Gundlach's view that the Fed won't cut rates supports a higher-for-longer rate scenario, boosting the dollar's yield advantage against currencies with lower or falling rates.

How high can DXY go?

If the Fed maintains its stance, DXY could retest recent highs around 106-107. But any dovish shift could cap gains quickly.

🎯 Key Takeaways

  • Gundlach asserts the Fed cannot cut rates, citing inflation above target and robust employment.
  • US Treasury yields rallied as markets scaled back dovish expectations.
  • The S&P 500 slipped on reduced rate-cut hopes, with growth stocks leading declines.
  • The US dollar index strengthened, reflecting higher-for-longer rate expectations.

📝 Executive Summary

Jeffrey Gundlach, CEO of DoubleLine Capital, stated that it's 'just not possible' for the Federal Reserve to cut interest rates this year, pointing to stubborn inflation and a resilient economy.

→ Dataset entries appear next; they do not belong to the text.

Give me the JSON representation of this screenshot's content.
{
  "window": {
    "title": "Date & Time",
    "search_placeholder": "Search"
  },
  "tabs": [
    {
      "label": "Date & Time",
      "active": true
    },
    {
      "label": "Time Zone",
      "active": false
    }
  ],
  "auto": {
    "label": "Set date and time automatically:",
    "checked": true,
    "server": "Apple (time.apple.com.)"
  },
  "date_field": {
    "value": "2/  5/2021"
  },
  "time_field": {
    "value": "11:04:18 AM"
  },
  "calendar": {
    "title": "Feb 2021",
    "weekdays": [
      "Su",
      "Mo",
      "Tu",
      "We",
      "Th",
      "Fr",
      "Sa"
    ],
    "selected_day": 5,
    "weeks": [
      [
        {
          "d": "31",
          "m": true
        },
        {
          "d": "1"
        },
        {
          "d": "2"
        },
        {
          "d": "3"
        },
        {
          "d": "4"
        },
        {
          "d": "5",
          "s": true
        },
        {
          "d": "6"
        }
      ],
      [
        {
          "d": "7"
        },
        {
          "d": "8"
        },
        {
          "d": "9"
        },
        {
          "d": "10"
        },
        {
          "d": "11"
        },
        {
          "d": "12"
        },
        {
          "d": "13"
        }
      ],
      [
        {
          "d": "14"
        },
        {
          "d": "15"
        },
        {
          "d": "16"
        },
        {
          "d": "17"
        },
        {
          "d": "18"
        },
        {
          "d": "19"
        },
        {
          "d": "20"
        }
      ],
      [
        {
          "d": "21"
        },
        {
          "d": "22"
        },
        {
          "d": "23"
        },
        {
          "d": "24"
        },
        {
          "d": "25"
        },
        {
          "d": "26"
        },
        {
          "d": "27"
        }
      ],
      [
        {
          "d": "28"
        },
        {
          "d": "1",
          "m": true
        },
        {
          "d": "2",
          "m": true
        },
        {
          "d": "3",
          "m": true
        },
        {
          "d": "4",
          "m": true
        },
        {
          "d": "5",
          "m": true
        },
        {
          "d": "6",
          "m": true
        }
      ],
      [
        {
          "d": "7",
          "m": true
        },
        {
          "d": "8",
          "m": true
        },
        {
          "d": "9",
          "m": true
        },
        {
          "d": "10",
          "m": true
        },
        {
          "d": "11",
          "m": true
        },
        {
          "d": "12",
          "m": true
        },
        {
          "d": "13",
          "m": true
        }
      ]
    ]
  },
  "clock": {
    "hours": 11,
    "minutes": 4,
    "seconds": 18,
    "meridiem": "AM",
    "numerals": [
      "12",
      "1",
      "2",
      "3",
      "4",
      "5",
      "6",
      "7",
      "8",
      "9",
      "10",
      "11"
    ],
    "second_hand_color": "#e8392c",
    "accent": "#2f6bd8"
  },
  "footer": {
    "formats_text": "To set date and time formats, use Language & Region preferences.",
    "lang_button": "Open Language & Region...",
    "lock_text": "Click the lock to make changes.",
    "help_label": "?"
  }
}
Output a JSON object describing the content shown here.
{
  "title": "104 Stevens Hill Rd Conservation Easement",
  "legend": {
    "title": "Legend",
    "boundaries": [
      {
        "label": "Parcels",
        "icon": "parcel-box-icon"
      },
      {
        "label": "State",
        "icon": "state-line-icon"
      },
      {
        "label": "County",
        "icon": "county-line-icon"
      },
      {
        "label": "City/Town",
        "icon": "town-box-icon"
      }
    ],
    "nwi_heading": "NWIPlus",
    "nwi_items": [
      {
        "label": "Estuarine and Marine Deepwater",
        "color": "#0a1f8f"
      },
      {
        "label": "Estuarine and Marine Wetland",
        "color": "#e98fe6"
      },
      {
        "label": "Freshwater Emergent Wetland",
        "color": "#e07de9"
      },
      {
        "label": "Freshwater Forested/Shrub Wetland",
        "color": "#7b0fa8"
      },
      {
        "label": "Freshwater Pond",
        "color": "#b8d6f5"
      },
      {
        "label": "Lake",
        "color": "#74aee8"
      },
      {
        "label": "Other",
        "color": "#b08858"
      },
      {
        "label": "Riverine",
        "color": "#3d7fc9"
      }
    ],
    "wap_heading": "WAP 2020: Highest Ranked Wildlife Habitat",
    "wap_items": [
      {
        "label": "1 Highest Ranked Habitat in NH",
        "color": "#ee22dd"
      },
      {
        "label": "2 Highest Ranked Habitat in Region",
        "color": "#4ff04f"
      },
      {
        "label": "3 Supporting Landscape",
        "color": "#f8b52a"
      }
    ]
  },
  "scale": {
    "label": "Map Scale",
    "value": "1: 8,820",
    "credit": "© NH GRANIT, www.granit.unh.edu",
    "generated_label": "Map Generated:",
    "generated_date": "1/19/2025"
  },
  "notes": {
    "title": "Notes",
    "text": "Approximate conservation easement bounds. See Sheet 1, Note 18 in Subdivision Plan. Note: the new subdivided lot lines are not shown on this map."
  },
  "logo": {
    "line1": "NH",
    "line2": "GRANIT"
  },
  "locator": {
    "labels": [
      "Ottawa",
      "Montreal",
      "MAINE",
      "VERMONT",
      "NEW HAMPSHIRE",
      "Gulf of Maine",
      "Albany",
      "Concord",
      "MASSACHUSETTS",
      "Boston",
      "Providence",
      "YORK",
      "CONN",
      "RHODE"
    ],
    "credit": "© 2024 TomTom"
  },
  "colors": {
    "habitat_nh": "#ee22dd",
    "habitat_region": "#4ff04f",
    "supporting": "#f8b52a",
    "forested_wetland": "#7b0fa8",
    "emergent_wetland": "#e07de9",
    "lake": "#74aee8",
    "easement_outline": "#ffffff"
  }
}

His comments challenge dovish market pricing and suggest yields will remain elevated, pressuring growth stocks and supporting the dollar. The stance reinforces a hawkish outlook for fixed income and rate-sensitive sectors.

❓ FAQ

What did Jeffrey Gundlach say about Fed rate cuts?

Gundlach said it's 'just not possible' for the Fed to cut rates, implying inflation and economic strength preclude easing.

Why are Gundlach's views significant for markets?

As a prominent bond investor, Gundlach's hawkish outlook shifts market expectations, causing yields to rise and pressure on equities.